Bartholomew drops the hammer at Ben’s feet. “I’m going to give each of you the same choice. Ben here, if he chooses, can pick up this hammer and beat your skull with it. Beat it against your thick head until it’s nothing but broken bone and red mush. Like William’s was, now that I think about it. And here’s the kicker . . . Brother Johnson, are you listening? Believe me when I say this: You won’t lift a hand to stop him. You’ll sit right where you’re sitting now, and you’ll take it. You’ll feel every blow, hear every crunch of breaking bone as your vision grows dim and blood pumps out your ears and nose, and then you will hear the beating of your heart slowing, slowing, until you slump over . . . and die.”

Bartholomew picks the hammer up once more. Johnson notes, in some distant, distracted part of his mind, that Ben never moved an inch to take it.

“Or . . . you take Ben’s life. And you live.” Bartholomew seems to loom larger, his voice impossibly sonorous in the underground pit. “But you no longer live for Poole, brother.” He spits this last word like an insult and smiles widely. Too widely. “You live for me. You live for us.”

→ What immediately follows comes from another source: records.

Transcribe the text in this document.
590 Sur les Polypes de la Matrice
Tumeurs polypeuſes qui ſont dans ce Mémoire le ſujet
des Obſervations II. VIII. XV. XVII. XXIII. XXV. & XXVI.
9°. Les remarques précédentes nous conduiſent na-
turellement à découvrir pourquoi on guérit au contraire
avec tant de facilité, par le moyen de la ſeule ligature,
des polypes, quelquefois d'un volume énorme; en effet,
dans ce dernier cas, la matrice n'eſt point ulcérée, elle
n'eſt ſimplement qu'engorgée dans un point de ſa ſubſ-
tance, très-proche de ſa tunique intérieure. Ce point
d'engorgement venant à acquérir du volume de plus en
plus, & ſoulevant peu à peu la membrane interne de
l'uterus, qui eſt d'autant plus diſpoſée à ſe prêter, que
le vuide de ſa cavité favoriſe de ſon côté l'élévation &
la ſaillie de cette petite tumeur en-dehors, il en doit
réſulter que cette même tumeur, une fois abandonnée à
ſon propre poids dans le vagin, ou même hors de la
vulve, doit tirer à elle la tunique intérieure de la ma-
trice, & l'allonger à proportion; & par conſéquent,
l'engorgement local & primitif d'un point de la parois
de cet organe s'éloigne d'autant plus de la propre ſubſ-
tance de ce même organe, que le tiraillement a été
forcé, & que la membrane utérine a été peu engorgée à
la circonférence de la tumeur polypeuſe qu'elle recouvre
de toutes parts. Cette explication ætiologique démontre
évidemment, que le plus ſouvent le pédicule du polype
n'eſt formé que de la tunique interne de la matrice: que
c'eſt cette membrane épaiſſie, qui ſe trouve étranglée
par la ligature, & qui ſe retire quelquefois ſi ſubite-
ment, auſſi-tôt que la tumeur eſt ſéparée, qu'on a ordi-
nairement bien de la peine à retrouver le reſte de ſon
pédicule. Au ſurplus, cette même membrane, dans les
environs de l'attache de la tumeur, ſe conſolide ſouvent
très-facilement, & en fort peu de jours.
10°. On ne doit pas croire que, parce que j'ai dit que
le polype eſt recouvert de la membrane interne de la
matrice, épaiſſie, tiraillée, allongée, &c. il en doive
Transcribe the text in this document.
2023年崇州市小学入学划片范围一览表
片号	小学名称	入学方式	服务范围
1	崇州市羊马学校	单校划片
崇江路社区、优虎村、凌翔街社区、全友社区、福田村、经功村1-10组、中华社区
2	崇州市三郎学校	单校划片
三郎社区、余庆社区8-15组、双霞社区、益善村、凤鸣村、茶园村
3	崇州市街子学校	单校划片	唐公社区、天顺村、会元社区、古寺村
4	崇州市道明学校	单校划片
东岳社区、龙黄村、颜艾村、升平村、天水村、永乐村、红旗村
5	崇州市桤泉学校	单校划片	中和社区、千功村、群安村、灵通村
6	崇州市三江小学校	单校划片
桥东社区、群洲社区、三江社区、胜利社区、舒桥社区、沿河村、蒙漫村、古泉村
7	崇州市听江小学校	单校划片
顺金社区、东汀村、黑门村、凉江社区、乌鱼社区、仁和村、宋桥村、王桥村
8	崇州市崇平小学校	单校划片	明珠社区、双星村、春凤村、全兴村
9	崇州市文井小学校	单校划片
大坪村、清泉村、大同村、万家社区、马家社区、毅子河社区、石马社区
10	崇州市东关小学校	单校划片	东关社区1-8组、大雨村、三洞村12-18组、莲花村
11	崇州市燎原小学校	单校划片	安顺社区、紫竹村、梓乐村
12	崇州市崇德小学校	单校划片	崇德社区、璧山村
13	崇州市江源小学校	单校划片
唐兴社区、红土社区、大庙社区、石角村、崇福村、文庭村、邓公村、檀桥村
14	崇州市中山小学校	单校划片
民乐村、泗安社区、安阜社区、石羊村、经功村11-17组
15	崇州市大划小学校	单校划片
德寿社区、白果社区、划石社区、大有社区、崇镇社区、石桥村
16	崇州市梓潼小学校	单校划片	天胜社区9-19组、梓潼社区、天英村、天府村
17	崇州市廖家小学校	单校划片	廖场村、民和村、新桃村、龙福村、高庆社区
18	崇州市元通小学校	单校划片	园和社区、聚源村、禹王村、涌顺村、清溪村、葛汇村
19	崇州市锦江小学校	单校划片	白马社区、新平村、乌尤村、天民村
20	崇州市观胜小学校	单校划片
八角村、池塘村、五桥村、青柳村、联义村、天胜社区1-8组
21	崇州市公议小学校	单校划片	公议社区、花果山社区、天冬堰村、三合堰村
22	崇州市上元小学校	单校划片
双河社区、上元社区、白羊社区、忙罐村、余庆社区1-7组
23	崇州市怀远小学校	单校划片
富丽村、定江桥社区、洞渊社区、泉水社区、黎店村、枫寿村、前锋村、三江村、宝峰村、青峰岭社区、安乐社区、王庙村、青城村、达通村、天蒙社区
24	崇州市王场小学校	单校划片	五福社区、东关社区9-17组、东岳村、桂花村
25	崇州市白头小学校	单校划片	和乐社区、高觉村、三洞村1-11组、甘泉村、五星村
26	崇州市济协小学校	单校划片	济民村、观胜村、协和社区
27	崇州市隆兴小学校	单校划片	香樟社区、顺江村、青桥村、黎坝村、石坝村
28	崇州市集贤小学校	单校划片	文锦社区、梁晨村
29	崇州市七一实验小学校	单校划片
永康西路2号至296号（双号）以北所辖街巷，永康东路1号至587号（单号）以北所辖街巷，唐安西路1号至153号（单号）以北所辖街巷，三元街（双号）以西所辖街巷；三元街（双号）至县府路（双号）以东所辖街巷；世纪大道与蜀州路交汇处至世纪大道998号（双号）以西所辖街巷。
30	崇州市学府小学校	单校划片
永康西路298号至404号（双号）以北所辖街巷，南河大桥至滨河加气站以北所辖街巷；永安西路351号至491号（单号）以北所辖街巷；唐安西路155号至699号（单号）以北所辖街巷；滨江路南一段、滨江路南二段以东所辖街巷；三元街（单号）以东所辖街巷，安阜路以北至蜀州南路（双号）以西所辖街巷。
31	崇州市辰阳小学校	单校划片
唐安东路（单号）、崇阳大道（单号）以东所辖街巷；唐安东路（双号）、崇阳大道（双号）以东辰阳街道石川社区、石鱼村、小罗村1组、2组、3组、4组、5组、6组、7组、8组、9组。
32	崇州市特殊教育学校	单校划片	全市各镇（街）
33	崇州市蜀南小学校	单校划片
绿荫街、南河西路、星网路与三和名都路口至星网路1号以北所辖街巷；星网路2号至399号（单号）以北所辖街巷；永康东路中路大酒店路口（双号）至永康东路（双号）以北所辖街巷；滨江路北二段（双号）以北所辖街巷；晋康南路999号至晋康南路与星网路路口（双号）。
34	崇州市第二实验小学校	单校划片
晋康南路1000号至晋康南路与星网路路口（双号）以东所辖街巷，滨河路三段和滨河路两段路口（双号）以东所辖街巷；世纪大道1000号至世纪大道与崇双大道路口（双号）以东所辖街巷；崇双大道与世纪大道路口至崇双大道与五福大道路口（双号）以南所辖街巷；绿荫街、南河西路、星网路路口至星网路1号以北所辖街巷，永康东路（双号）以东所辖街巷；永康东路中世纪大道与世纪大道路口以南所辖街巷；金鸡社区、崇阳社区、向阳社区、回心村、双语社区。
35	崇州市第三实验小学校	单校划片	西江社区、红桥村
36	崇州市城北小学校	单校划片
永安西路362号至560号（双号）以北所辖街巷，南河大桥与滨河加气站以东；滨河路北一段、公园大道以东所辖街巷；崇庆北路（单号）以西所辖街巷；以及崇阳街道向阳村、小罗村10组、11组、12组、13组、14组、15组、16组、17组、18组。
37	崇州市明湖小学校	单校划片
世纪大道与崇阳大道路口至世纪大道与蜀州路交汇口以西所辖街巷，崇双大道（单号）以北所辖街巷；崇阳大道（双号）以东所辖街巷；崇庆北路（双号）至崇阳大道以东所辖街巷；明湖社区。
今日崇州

The voices above hoot and laugh. Sticks and feet clamor against the wood through the snow. The sound grows—more insistent, faster, louder. The chaotic rhythm fills the hole, clouds Johnson’s mind. Guilt and hate and rage and deep, deep fear flood through him like icy water. Something inside his chest, in his very soul, becomes dislodged—an almost tactile sense of loss—and then it slides out and away, through his flesh, into the muck, into the abyss that lies beyond, that eternal darkness that waits to consume that which we lose, which we give away, which is taken.